ABOAB, ISAAC II (1433–1493), rabbinical scholar. Known as the "last gaon of Castile," Aboab was a disciple of Isaac *Canpanton and head of the Toledo Yeshivah. Joseph *Caro refers to him as one of the greatest scholars of his time. During the final years before the expulsion from Spain he headed a yeshivah in Guadalajara, where, in 1491, Isaac *Abrabanel studied with him. When the edict of expulsion was issued against the Jews of Spain in 1492, Aboab and other prominent Jews went to Portugal to negotiate with King João ii regarding the admission of a number of Spanish exiles into his country. He and 30 other householders were authorized to settle in Oporto where he died seven months later; a eulogy was delivered by his pupil Abraham Zacuto. He had two sons: jacob, who ultimately settled in Constantinople where he published in 1538 his father's Nehar Pishon, and abraham, one of the forced converts of 1497 who retained their Jewish loyalties in secret. Abraham adopted the name Duarte Dias, and many of his descendants returned to Judaism (see *Aboab Family). Isaac Aboab's published works include the following: (1) a super-commentary on Naḥmanides' commentary on the Pentateuch (Constantinople, 1525; Venice, 1548, etc.); (2) Nehar Pishon, homilies on the Pentateuch and other biblical books, edited by his son Jacob (Constantinople, 1538); (3) talmudic excursuses (Shitot) and novellae (those to Beẓah were published in the responsa of Moses Galante (Venice, 1608) and Sefer Shitot ha-Kadmonim (1959); those to Bava Meẓia are quoted by Bezalel Ashkenazi in his Shitah Mekubbeẓet); (4) responsa, appended to Sheva Einayim (Leghorn, 1745). Oxford and Cambridge manuscripts contain some of his novellae (on Ketubbot and Kiddushin), as well as homilies. A commentary on Jacob b.
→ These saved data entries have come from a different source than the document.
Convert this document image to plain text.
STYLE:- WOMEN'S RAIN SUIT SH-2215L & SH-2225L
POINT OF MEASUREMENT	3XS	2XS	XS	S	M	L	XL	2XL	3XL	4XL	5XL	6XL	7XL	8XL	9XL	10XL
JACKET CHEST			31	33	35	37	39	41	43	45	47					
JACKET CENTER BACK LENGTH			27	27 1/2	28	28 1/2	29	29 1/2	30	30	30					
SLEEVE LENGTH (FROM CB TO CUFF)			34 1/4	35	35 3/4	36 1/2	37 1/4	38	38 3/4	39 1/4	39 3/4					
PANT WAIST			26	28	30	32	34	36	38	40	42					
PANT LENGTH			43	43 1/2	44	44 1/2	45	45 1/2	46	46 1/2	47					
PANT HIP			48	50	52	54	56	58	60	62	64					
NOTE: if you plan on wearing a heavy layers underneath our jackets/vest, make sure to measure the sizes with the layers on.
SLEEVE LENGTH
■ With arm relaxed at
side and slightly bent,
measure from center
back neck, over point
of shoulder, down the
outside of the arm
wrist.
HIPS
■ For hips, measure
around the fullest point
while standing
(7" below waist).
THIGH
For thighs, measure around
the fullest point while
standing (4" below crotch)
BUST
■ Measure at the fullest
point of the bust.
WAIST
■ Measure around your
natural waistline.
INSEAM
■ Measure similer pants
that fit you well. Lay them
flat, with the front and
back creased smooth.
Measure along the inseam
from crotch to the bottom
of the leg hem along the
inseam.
Asher's Arba'ah Turim, quoted and used by Joseph Caro and later authorities, and a commentary on Rashi (on the Pentateuch), as well as many responsa, are no longer extant.

bibliography:

Graetz, Gesch, 82 (c. 19004), 218, 330, 348; Weiss, Dor, 5 (19044); Loewenstein, in: mgwj, 48 (1904), 663–6; Roth, in: jqr, 23 (1932/33), 121–62; A. Marx, Studies in Jewish History and Booklore (1944), 80, 85, 88–89, 431–2; idem, in: jqr, 20 (1907/08), 240–71 (add. and corr., ibid., 2 (1911), 237–8).